Prevention and monitoring

So you do not learn about a block from your customers, set up regular diagnostics. It helps to check the domain in the register periodically, watch server availability from Russian networks, and keep SSL and DNS in order so a technical failure is not mistaken for a block. If you are on shared hosting, ask your provider how quickly they can change the IP during a neighbour's incident.

  • Regularly check the domain and IP in the RKN blocking checker.
  • Keep your host's and registrar's contacts handy — during an outage, time is critical.
  • Watch SSL validity and the correctness of DNS records.
  • Consider a dedicated IP if your business is availability-critical.

For more on the mechanics of restrictions, read how Roskomnadzor blocking works; on the check itself, how to check RKN blocking; and on general availability diagnostics, website availability from Russia.

Frequently Asked Questions

How do I quickly tell whether a site is blocked or simply down?

Check the domain and IP in the EAIS register and via the free /en/rkn check. If there are no hits and the server does not answer to ping and ports from anywhere, it is a hosting or DNS failure, not a block. A block usually shows as unreachability only from Russian networks while the server stays alive and answers by direct IP.

How long does an unblocking appeal take to review?
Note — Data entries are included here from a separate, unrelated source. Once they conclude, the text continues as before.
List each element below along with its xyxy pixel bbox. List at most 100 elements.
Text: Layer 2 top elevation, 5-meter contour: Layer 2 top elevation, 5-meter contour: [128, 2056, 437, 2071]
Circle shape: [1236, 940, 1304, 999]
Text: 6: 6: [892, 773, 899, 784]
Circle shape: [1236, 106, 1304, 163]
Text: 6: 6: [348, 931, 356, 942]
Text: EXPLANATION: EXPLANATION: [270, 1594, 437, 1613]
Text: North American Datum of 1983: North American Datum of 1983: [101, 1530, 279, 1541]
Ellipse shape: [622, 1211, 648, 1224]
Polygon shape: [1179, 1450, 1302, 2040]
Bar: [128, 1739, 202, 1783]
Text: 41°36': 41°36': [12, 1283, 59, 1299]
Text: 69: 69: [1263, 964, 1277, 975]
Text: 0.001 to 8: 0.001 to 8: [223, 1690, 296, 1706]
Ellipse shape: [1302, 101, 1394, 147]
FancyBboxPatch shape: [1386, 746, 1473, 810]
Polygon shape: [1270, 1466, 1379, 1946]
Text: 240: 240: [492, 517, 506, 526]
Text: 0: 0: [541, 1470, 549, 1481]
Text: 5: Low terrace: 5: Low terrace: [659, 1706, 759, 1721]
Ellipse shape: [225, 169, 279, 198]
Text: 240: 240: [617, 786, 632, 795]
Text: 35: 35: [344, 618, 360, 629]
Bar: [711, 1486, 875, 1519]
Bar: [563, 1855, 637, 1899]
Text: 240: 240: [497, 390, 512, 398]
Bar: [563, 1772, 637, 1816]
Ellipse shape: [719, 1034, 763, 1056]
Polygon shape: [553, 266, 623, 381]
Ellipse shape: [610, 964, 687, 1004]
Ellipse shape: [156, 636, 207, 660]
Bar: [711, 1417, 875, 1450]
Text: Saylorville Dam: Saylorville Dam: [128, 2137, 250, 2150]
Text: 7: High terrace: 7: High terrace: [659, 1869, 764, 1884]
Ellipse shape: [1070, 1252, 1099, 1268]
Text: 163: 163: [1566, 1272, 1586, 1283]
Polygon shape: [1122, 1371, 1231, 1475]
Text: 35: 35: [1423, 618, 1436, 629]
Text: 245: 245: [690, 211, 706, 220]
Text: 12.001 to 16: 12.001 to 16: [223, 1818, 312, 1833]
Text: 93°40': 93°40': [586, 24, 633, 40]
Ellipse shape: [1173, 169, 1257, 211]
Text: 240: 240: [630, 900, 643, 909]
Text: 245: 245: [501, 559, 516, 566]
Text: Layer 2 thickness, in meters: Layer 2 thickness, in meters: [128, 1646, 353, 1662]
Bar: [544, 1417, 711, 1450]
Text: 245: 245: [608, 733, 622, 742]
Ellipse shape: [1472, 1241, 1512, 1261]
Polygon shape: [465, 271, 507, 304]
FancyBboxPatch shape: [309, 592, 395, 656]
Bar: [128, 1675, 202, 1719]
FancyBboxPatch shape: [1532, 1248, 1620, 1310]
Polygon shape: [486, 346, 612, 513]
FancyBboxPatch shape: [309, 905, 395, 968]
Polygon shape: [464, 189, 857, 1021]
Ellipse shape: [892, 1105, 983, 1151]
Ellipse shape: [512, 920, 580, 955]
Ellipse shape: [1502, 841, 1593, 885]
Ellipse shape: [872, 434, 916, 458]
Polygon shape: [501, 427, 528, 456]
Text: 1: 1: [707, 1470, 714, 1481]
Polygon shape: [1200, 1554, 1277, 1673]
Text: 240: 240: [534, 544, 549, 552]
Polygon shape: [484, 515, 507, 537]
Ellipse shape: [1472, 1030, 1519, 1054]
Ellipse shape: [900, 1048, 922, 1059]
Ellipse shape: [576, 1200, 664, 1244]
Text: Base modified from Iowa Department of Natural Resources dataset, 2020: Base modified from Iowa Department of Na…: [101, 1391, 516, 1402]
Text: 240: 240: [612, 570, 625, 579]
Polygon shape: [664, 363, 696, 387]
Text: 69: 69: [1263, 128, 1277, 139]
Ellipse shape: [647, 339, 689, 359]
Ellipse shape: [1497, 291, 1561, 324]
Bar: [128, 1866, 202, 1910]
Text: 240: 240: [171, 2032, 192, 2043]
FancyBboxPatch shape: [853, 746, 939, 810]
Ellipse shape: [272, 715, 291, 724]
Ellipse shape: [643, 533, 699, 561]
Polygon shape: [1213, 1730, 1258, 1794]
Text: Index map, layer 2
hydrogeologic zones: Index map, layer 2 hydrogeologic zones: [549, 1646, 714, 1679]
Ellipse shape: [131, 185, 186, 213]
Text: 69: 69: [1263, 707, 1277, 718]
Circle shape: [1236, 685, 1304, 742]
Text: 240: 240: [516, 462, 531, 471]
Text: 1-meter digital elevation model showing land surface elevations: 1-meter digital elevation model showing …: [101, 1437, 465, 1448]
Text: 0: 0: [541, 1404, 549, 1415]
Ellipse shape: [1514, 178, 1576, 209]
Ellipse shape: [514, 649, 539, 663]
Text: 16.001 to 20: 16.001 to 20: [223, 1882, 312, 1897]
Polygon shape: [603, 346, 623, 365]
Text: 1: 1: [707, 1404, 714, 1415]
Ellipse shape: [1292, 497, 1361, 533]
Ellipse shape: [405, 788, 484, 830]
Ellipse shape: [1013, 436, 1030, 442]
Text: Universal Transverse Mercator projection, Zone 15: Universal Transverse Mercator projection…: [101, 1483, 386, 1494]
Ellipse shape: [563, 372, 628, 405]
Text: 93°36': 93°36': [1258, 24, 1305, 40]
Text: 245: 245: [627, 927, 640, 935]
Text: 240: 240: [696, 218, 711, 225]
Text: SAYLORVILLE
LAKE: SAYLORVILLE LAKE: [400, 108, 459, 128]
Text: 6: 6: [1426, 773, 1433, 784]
The official review period for an appeal is up to 30 calendar days under the law on citizens' appeals. In practice, when remediation is confirmed or the error is obvious, removal from the register happens faster. After the entry is lifted, telecom operators still need some time to update their filters.

My site was blocked because of a hosting neighbour. What do I do?

That is a block by a shared IP address on shared hosting. Check whether the blocked IP matches your server. Ask your hosting provider to change the IP or move the site to a dedicated address, and file an appeal to Roskomnadzor explaining that your resource does not break the law and fell under the filter by mistake.

Do I have to go to court to unblock a site?

Not always. If the grounds were an error or an IP block, an appeal to Roskomnadzor is enough. If the resource was included by a court decision, then after fixing the violation you file an application for removal, and if you disagree with the decision itself, it can be challenged in court within the set deadlines.

Yes. Checking a domain and IP in the open EAIS registers and through diagnostic services is a lawful activity of the owner within 149-FZ. It is about diagnosing the availability of your own resource, not circumventing restrictions. This guide does not cover circumvention or the use of VPNs for that purpose.